Horgan invited the contrast by making the promise in Squamish, where the conflicting priorities couldn’t be any clearer.

He was at Carbon Engineering’s facility, where they’re doing mind-blowing work on the idea of extracting carbon dioxide out of the air and sequestering or neutralizing it. B.C. Liberals were just as enthusiastic about the firm as he is — they gave them $3.7 million a few years ago to build a demonstration plant synthesizing fuel from carbon dioxide.

But a small-scale LNG plant is taking shape in the same community (now delayed by the pandemic). It’s a fraction of the size of the giant one underway near Kitimat.
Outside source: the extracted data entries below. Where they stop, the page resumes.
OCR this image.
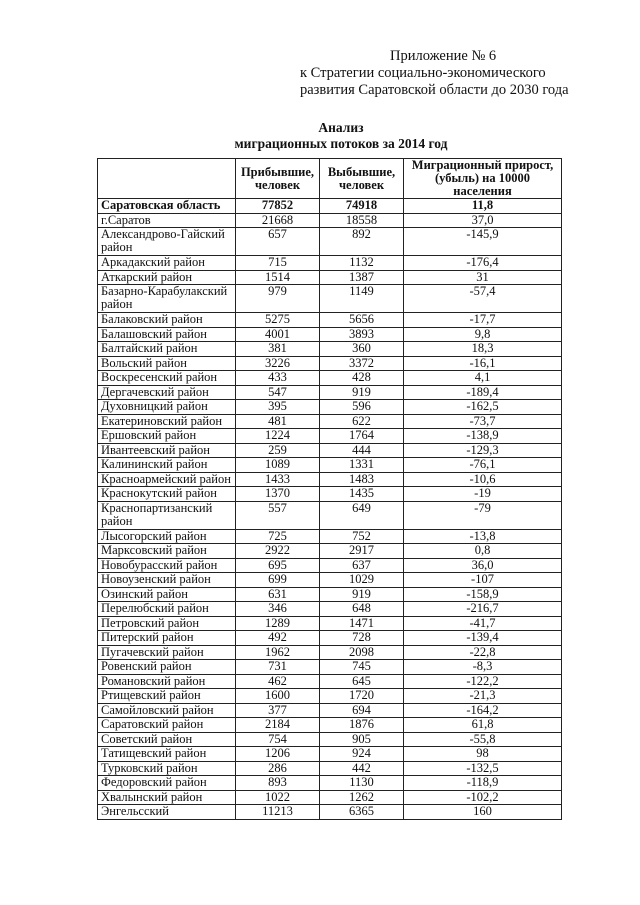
Приложение № 6
к Стратегии социально-экономического
развития Саратовской области до 2030 года
Анализ
миграционных потоков за 2014 год
	Прибывшие, человек	Выбывшие, человек	Миграционный прирост, (убыль) на 10000 населения
Саратовская область	77852	74918	11,8
г.Саратов	21668	18558	37,0
Александрово-Гайский район	657	892	-145,9
Аркадакский район	715	1132	-176,4
Аткарский район	1514	1387	31
Базарно-Карабулакский район	979	1149	-57,4
Балаковский район	5275	5656	-17,7
Балашовский район	4001	3893	9,8
Балтайский район	381	360	18,3
Вольский район	3226	3372	-16,1
Воскресенский район	433	428	4,1
Дергачевский район	547	919	-189,4
Духовницкий район	395	596	-162,5
Екатериновский район	481	622	-73,7
Ершовский район	1224	1764	-138,9
Ивантеевский район	259	444	-129,3
Калининский район	1089	1331	-76,1
Красноармейский район	1433	1483	-10,6
Краснокутский район	1370	1435	-19
Краснопартизанский район	557	649	-79
Лысогорский район	725	752	-13,8
Марксовский район	2922	2917	0,8
Новобурасский район	695	637	36,0
Новоузенский район	699	1029	-107
Озинский район	631	919	-158,9
Перелюбский район	346	648	-216,7
Петровский район	1289	1471	-41,7
Питерский район	492	728	-139,4
Пугачевский район	1962	2098	-22,8
Ровенский район	731	745	-8,3
Романовский район	462	645	-122,2
Ртищевский район	1600	1720	-21,3
Самойловский район	377	694	-164,2
Саратовский район	2184	1876	61,8
Советский район	754	905	-55,8
Татищевский район	1206	924	98
Турковский район	286	442	-132,5
Федоровский район	893	1130	-118,9
Хвалынский район	1022	1262	-102,2
Энгельсский	11213	6365	160
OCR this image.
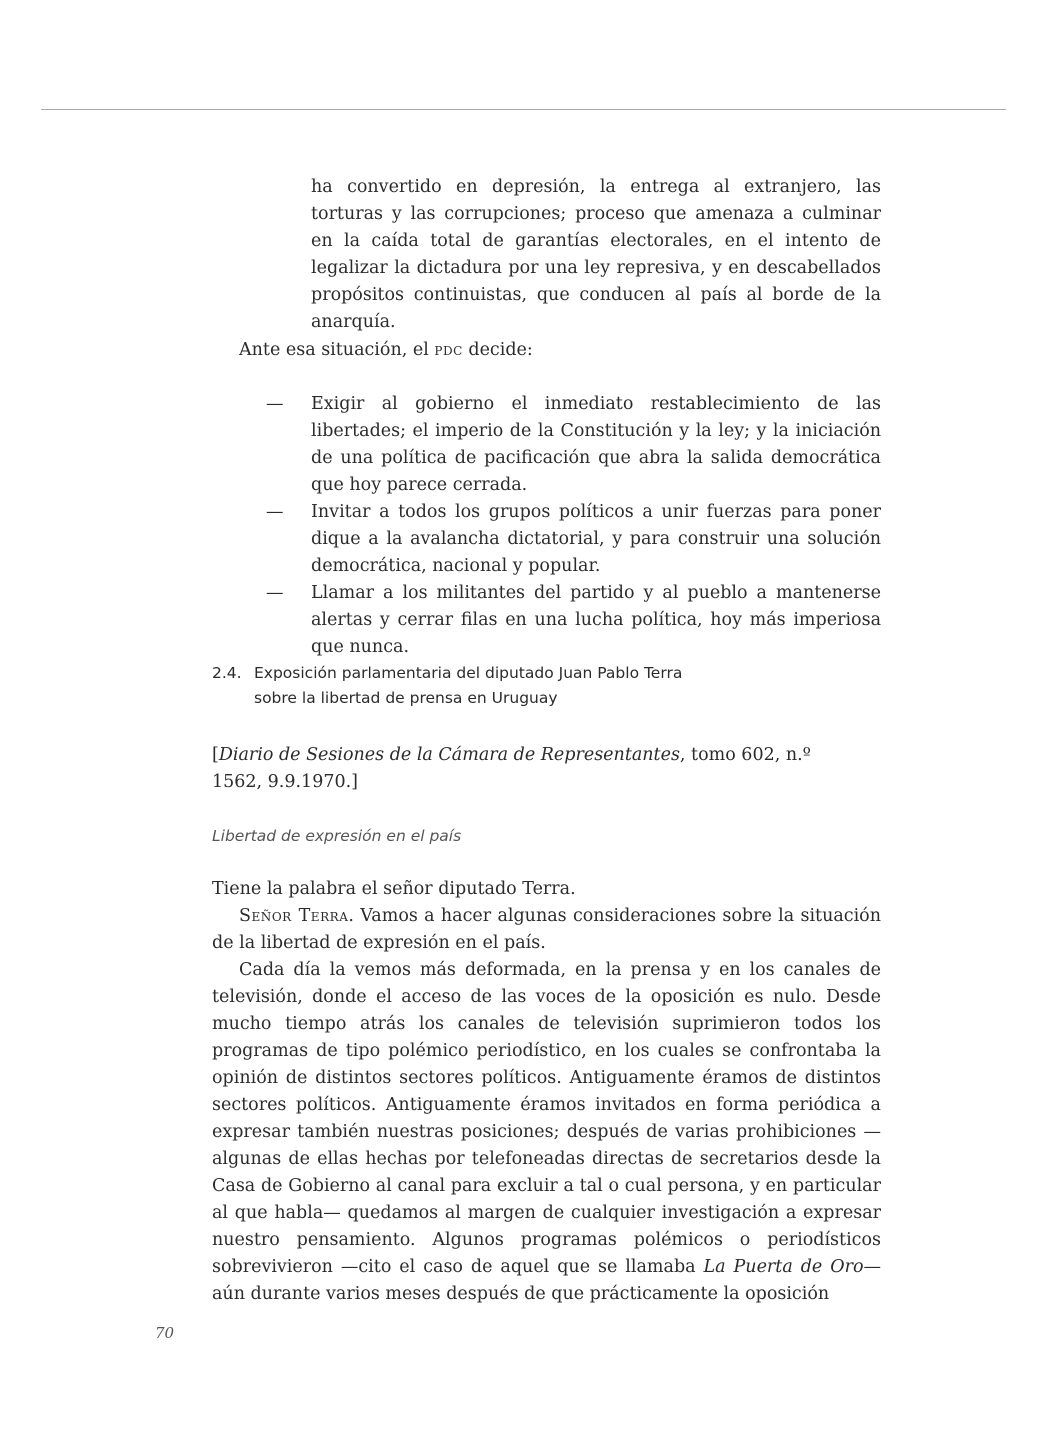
ha convertido en depresión, la entrega al extranjero, las torturas y las corrupciones; proceso que amenaza a culminar en la caída total de garantías electorales, en el intento de legalizar la dictadura por una ley represiva, y en descabellados propósitos continuistas, que conducen al país al borde de la anarquía.
Ante esa situación, el pdc decide:
— Exigir al gobierno el inmediato restablecimiento de las libertades; el imperio de la Constitución y la ley; y la iniciación de una política de pacificación que abra la salida democrática que hoy parece cerrada.
— Invitar a todos los grupos políticos a unir fuerzas para poner dique a la avalancha dictatorial, y para construir una solución democrática, nacional y popular.
— Llamar a los militantes del partido y al pueblo a mantenerse alertas y cerrar filas en una lucha política, hoy más imperiosa que nunca.
2.4. Exposición parlamentaria del diputado Juan Pablo Terra
sobre la libertad de prensa en Uruguay
[Diario de Sesiones de la Cámara de Representantes, tomo 602, n.º 1562, 9.9.1970.]
Libertad de expresión en el país

Tiene la palabra el señor diputado Terra.

Señor Terra. Vamos a hacer algunas consideraciones sobre la situación de la libertad de expresión en el país.

Cada día la vemos más deformada, en la prensa y en los canales de televisión, donde el acceso de las voces de la oposición es nulo. Desde mucho tiempo atrás los canales de televisión suprimieron todos los programas de tipo polémico periodístico, en los cuales se confrontaba la opinión de distintos sectores políticos. Antiguamente éramos de distintos sectores políticos. Antiguamente éramos invitados en forma periódica a expresar también nuestras posiciones; después de varias prohibiciones —algunas de ellas hechas por telefoneadas directas de secretarios desde la Casa de Gobierno al canal para excluir a tal o cual persona, y en particular al que habla— quedamos al margen de cualquier investigación a expresar nuestro pensamiento. Algunos programas polémicos o periodísticos sobrevivieron —cito el caso de aquel que se llamaba La Puerta de Oro— aún durante varios meses después de que prácticamente la oposición

70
Both are enthusiastically supported by the NDP (and the Liberals). When it comes to emissions, they go in a different direction than the one Horgan was talking about.

The current Clean B.C. plan — based on wholesale changes to every part of the economy — is to reduce emissions by 80 per cent by 2050. The Friday announcement would require what’s left at that point to be offset in some fashion by law.

Said Horgan: “We believe that we have space in our plan for new industrial emissions but not excessive industrial emissions. … If there’s going to be an increase on the industrial side from one sector that means it has to be balanced by a decline in emissions in some other sectors.”

Furstenau scoffed at the concept. She said the NDP has shown no interest in meeting the 2040 target (60 per cent lower than 2007 levels), let alone 2050.

“We’re not reducing [emissions]. We’re increasing them. They do not have the courage to take the action needed to address climate change.”

She said Greens voted 14 times against the LNG Canada plant, which she called a “giant gaping hole” in the Clean B.C. plan.

It’s clear the sentiment that prompted her Sept. 18 letter to Horgan warning him against an election is still deeply felt.

She told him then: “This is not the time for an unnecessary and self-serving election.”

She also suggested more work was needed on the recovery plan that preceded the election call, particularly on the Clean B.C. aspect.

The plan now is to reach net zero in 30 years. It will take the Greens about that long to forget how their confidence agreement came to a crashing end.